Fast forward to 2007: It's now the norm for a woman to influence what her engagement ring will look like — if not to pick it out herself, says Mary Moses Kinney, director of the Independent Jewelers Organization.
The result is bigger stones, nontraditional settings and some rings that forgo the diamond altogether.
"Size matters," says Millie Martini Bratten, editorial director of the Conde Nast Bridal Group. "People love a big sparkly ring, especially coming from the person they love most in the world."
Moses Kinney thinks the larger rocks are being driven by two things: Women aren't shy about asking for what they want, and, because couples are getting married a bit older, they typically have more money to spend.
The older bride also has had more time to carve out her personal style. "Women want personality in their ring. They want to make an emotional statement with the ring. They want it to reflect who they are," says Moses Kinney.
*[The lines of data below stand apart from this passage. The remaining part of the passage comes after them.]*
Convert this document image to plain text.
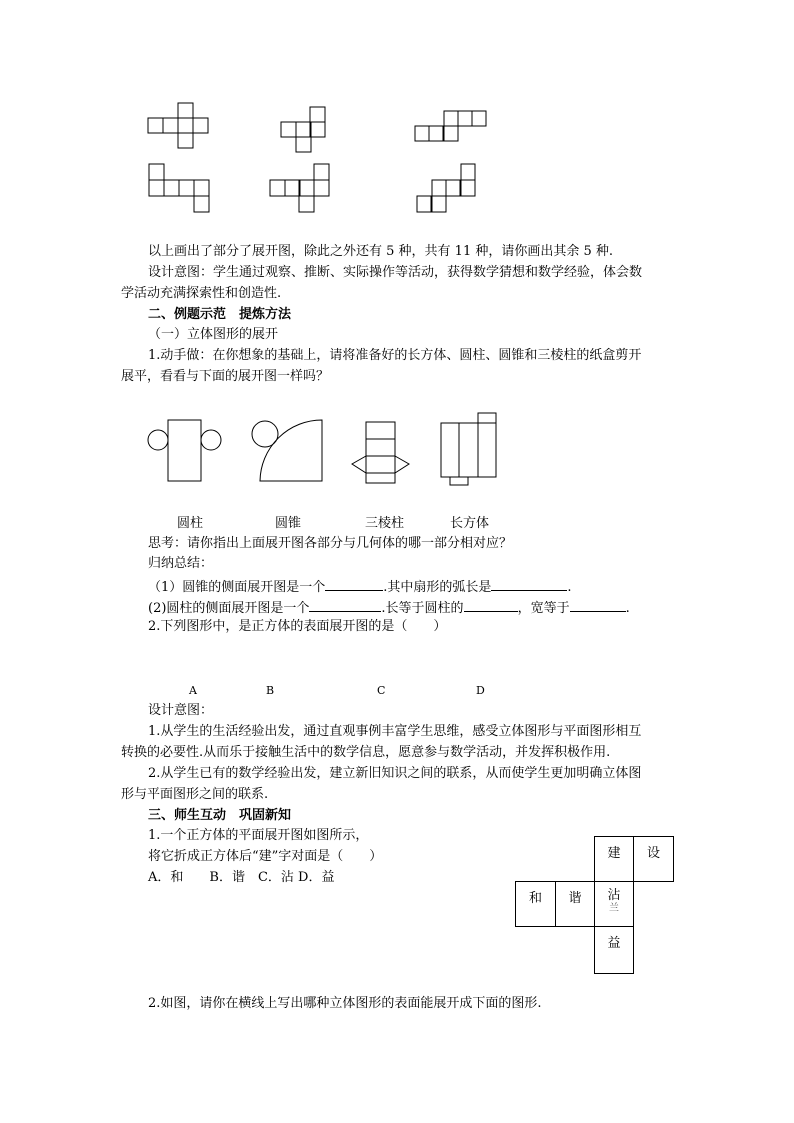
以上画出了部分了展开图，除此之外还有 5 种，共有 11 种，请你画出其余 5 种.
设计意图：学生通过观察、推断、实际操作等活动，获得数学猜想和数学经验，体会数
学活动充满探索性和创造性.
二、例题示范　提炼方法
（一）立体图形的展开
1.动手做：在你想象的基础上，请将准备好的长方体、圆柱、圆锥和三棱柱的纸盒剪开
展平，看看与下面的展开图一样吗？
圆柱	圆锥	三棱柱	长方体
思考：请你指出上面展开图各部分与几何体的哪一部分相对应？
归纳总结：
（1）圆锥的侧面展开图是一个	.其中扇形的弧长是	.
(2)圆柱的侧面展开图是一个	.长等于圆柱的	，宽等于	.
2.下列图形中，是正方体的表面展开图的是（　　）
A	B	C	D
设计意图：
1.从学生的生活经验出发，通过直观事例丰富学生思维，感受立体图形与平面图形相互
转换的必要性.从而乐于接触生活中的数学信息，愿意参与数学活动，并发挥积极作用.
2.从学生已有的数学经验出发，建立新旧知识之间的联系，从而使学生更加明确立体图
形与平面图形之间的联系.
三、师生互动　巩固新知
1.一个正方体的平面展开图如图所示，
将它折成正方体后“建”字对面是（　　）
A．和　　B．谐　C．沾 D．益
建	设
和	谐	沾
兰
益
2.如图，请你在横线上写出哪种立体图形的表面能展开成下面的图形.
The groom, Bratten says, if left to his own devices, would probably still go for a classic solitaire because that's what he thinks an engagement ring looks like. But he's rarely left to his own devices.
Usually, she says, "He will take his fiancee to the store and let her point out shapes she likes — the shape is the priority — and settings. She'll drop hints whether she likes gold, platinum or white gold."
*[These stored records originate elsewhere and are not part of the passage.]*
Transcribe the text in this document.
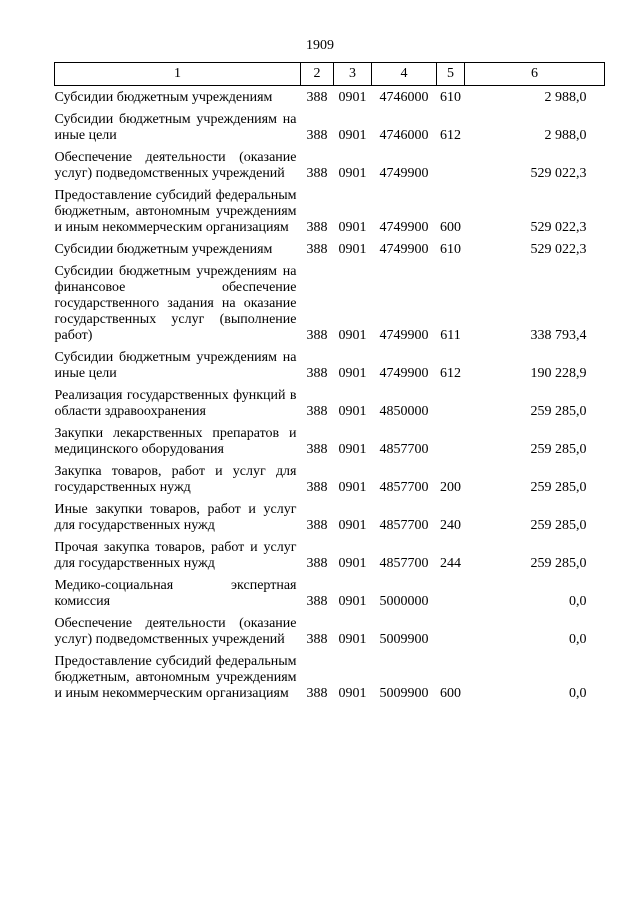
1909
1	2	3	4	5	6
Субсидии бюджетным учреждениям	388	0901	4746000	610	2 988,0
Субсидии бюджетным учреждениям на иные цели	388	0901	4746000	612	2 988,0
Обеспечение деятельности (оказание услуг) подведомственных учреждений	388	0901	4749900		529 022,3
Предоставление субсидий федеральным бюджетным, автономным учреждениям и иным некоммерческим организациям	388	0901	4749900	600	529 022,3
Субсидии бюджетным учреждениям	388	0901	4749900	610	529 022,3
Субсидии бюджетным учреждениям на финансовое обеспечение государственного задания на оказание государственных услуг (выполнение работ)	388	0901	4749900	611	338 793,4
Субсидии бюджетным учреждениям на иные цели	388	0901	4749900	612	190 228,9
Реализация государственных функций в области здравоохранения	388	0901	4850000		259 285,0
Закупки лекарственных препаратов и медицинского оборудования	388	0901	4857700		259 285,0
Закупка товаров, работ и услуг для государственных нужд	388	0901	4857700	200	259 285,0
Иные закупки товаров, работ и услуг для государственных нужд	388	0901	4857700	240	259 285,0
Прочая закупка товаров, работ и услуг для государственных нужд	388	0901	4857700	244	259 285,0
Медико-социальная экспертная комиссия	388	0901	5000000		0,0
Обеспечение деятельности (оказание услуг) подведомственных учреждений	388	0901	5009900		0,0
Предоставление субсидий федеральным бюджетным, автономным учреждениям и иным некоммерческим организациям	388	0901	5009900	600	0,0
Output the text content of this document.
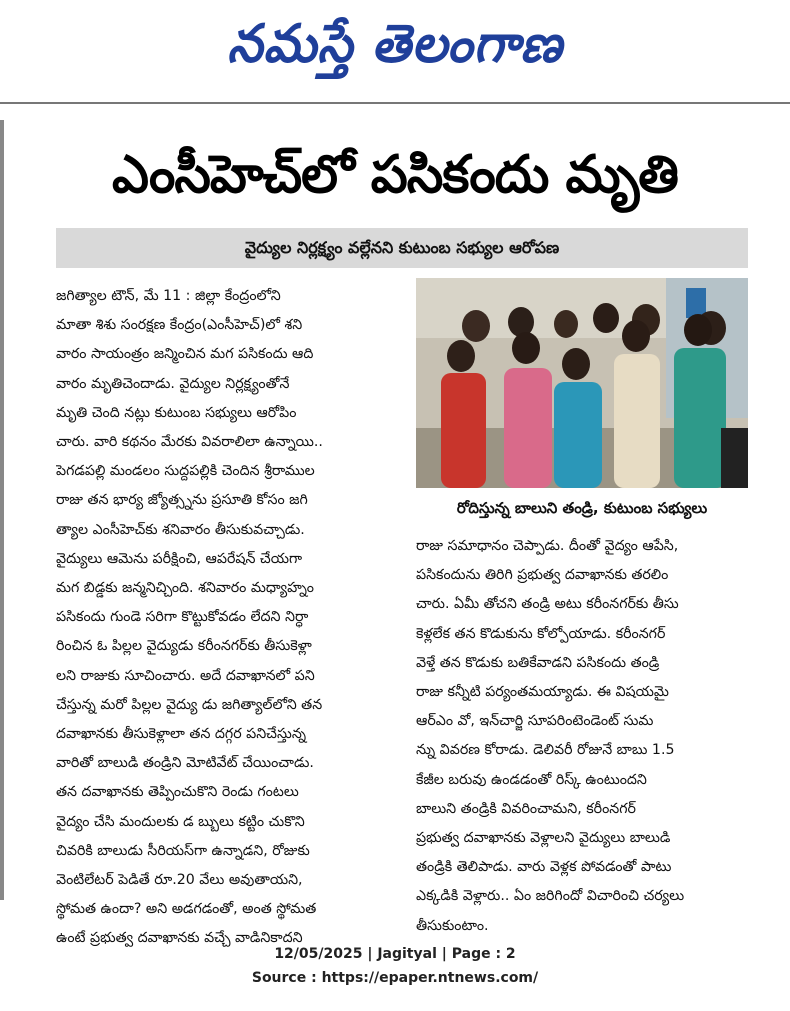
నమస్తే తెలంగాణ
ఎంసీహెచ్‌లో పసికందు మృతి
వైద్యుల నిర్లక్ష్యం వల్లేనని కుటుంబ సభ్యుల ఆరోపణ
జగిత్యాల టౌన్, మే 11 : జిల్లా కేంద్రంలోని
మాతా శిశు సంరక్షణ కేంద్రం(ఎంసీహెచ్)లో శని
వారం సాయంత్రం జన్మించిన మగ పసికందు ఆది
వారం మృతిచెందాడు. వైద్యుల నిర్లక్ష్యంతోనే
మృతి చెంది నట్లు కుటుంబ సభ్యులు ఆరోపిం
చారు. వారి కథనం మేరకు వివరాలిలా ఉన్నాయి..
పెగడపల్లి మండలం సుద్దపల్లికి చెందిన శ్రీరాముల
రాజు తన భార్య జ్యోత్స్నను ప్రసూతి కోసం జగి
త్యాల ఎంసీహెచ్‌కు శనివారం తీసుకువచ్చాడు.
వైద్యులు ఆమెను పరీక్షించి, ఆపరేషన్ చేయగా
మగ బిడ్డకు జన్మనిచ్చింది. శనివారం మధ్యాహ్నం
పసికందు గుండె సరిగా కొట్టుకోవడం లేదని నిర్ధా
రించిన ఓ పిల్లల వైద్యుడు కరీంనగర్‌కు తీసుకెళ్లా
లని రాజుకు సూచించారు. అదే దవాఖానలో పని
చేస్తున్న మరో పిల్లల వైద్యు డు జగిత్యాల్‌లోని తన
దవాఖానకు తీసుకెళ్లాలా తన దగ్గర పనిచేస్తున్న
వారితో బాలుడి తండ్రిని మోటివేట్ చేయించాడు.
తన దవాఖానకు తెప్పించుకొని రెండు గంటలు
వైద్యం చేసి మందులకు డ బ్బులు కట్టిం చుకొని
చివరికి బాలుడు సీరియస్‌గా ఉన్నాడని, రోజుకు
వెంటిలేటర్ పెడితే రూ.20 వేలు అవుతాయని,
స్థోమత ఉందా? అని అడగడంతో, అంత స్థోమత
ఉంటే ప్రభుత్వ దవాఖానకు వచ్చే వాడినికాదని
రోదిస్తున్న బాలుని తండ్రి, కుటుంబ సభ్యులు
రాజు సమాధానం చెప్పాడు. దీంతో వైద్యం ఆపేసి,
పసికందును తిరిగి ప్రభుత్వ దవాఖానకు తరలిం
చారు. ఏమీ తోచని తండ్రి అటు కరీంనగర్‌కు తీసు
కెళ్లలేక తన కొడుకును కోల్పోయాడు. కరీంనగర్
వెళ్తే తన కొడుకు బతికేవాడని పసికందు తండ్రి
రాజు కన్నీటి పర్యంతమయ్యాడు. ఈ విషయమై
ఆర్ఎం వో, ఇన్‌చార్జి సూపరింటెండెంట్ సుమ
న్ను వివరణ కోరాడు. డెలివరీ రోజునే బాబు 1.5
కేజీల బరువు ఉండడంతో రిస్క్ ఉంటుందని
బాలుని తండ్రికి వివరించామని, కరీంనగర్
ప్రభుత్వ దవాఖానకు వెళ్లాలని వైద్యులు బాలుడి
తండ్రికి తెలిపాడు. వారు వెళ్లక పోవడంతో పాటు
ఎక్కడికి వెళ్లారు.. ఏం జరిగిందో విచారించి చర్యలు
తీసుకుంటాం.
12/05/2025 | Jagityal | Page : 2
Source : https://epaper.ntnews.com/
The Diamond Trading Company, the sales and marketing arm of De Beers, recently interviewed 10,000 U.S. couples on their purchasing behavior for diamond gifts: Only 19 percent fit the conventional image of a man presenting a woman with a surprise diamond. Thirty percent of diamond purchases were by women called "assertives" — those unafraid of making their views known early. Many went so far as to buy the item, wrap it and hand their partner the receipt.
If a man is a little more old-fashioned and does want the engagement ring to be a surprise, he still rarely goes into a jewelry store without doing his homework.
He may have noticed what kind of ring his girlfriend's mother has or if his intended has commented about a friend's ring, says Bratten, also editor in chief of Brides magazine. At the very least, he probably has done a little price research to try to get the most sparkle for his buck. He also might ask other brides-to-be about their rings.
"We do get on occasion grooms on our site asking other brides for ideas about the ring. The other brides completely get into it: They'll ask, 'What's she like?' 'What does her other jewelry look like?' 'What's the lifestyle?"' reports Theresa DiMasi, editor in chief of Brides.com.
It's really in everyone's best interest to make sure the bride gets a ring she loves, DiMasi says. "She wears it for many, many, many years. It's not like the dress that you wear for one day."
Over the years, brides have moved away from yellow gold, both for engagement and wedding bands, in favor of platinum, which they consider more wardrobe-friendly, DiMasi observes. Men, she says, still tend to want gold.
The price of platinum, however, has shot up because of increased demand, and couples are again interested in gold — yellow, white and rose-tinted.
"Rose gold is pretty, new and trendy," according to Brides' Bratten. "It looks good on many skin tones."
Many rings have micropave diamonds outlining the setting. That makes the center stone appear bigger and sparklier. "You get the look of the big ring without piling on too much additional cost," she says.
Another trend is three-stone rings, with pink or blue sapphires — or, less often, emeralds or rubies — flanking the center diamond. Colored diamonds are considered chic, but are also expensive, more for the rich and famous, Bratten says.
In the quest to personalize engagement rings, even semiprecious stones are being used.
"There is no right or wrong ring," says Moses Kinney. "It's like a favorite color. If one woman likes a princess cut, the next will want an emerald cut."